PS: This blog is for me to better understand COVID 19 as this will impact my investments. If you are also into equities, follow me at i4value.asia.


Disclaimer:  I am not an epidemiologist, healthcare worker, pharmacist, or staff in the Ministry of Health, but rather is someone with a strong interest in numerical analysis.  The content is an attempt to understand what is happening in the battle against COVID 19 from a data-based perspective. The opinions expressed here are based on information extracted from readily available public sources but I do not warrant its completeness or accuracy and should not be relied on as such. 



Wednesday, 10 June 2020

More Covid mysteries

I have a quiz for you.
  
The chart below shows the number of daily cases for the past 9 days excluding the returnees and those from the detention centre.  

Daily cases excl detainee

You will see that overall, the number of foreign workers with Covid 19 was more than the number of locals.  It is actually 73 cases c/w 51 cases respectively.
 
The other thing you will notice is that the foreign workers tend to have more spikes ie more likely to be clustered cases.
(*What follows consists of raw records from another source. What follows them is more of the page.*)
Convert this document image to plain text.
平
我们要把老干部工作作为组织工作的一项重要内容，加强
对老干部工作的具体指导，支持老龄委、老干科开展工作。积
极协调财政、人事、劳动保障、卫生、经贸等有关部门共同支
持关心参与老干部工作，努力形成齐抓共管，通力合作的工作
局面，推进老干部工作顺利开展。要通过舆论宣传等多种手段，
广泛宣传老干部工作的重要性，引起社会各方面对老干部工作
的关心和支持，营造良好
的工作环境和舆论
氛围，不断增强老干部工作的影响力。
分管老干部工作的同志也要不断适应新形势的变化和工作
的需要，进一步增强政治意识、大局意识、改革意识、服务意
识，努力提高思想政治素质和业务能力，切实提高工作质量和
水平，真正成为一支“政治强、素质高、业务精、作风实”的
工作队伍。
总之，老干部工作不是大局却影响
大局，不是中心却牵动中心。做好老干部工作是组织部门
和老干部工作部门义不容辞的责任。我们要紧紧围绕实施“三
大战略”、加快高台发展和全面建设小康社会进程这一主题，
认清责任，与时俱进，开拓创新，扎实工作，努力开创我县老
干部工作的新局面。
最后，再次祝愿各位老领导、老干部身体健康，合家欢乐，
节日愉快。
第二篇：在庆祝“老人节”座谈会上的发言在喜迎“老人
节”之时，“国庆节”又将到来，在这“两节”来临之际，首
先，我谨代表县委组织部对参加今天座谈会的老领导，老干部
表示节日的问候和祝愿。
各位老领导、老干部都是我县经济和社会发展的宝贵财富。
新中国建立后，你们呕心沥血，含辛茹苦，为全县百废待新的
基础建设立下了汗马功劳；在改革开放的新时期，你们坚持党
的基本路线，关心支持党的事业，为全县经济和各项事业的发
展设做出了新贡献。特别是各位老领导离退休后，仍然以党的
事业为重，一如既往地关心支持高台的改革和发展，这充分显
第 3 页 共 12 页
Now comes the quiz.  Which group would have larger numbers of contacts to trace?  Alternatively, do you think that we would have more problems tracing the contacts of foreign workers than those of the locals.?

Keep in mind that MOH yesterday reported zero local cases for the first time.

So if you are put in charge of trying to get people to download a contact tracing app, which group would be your first target?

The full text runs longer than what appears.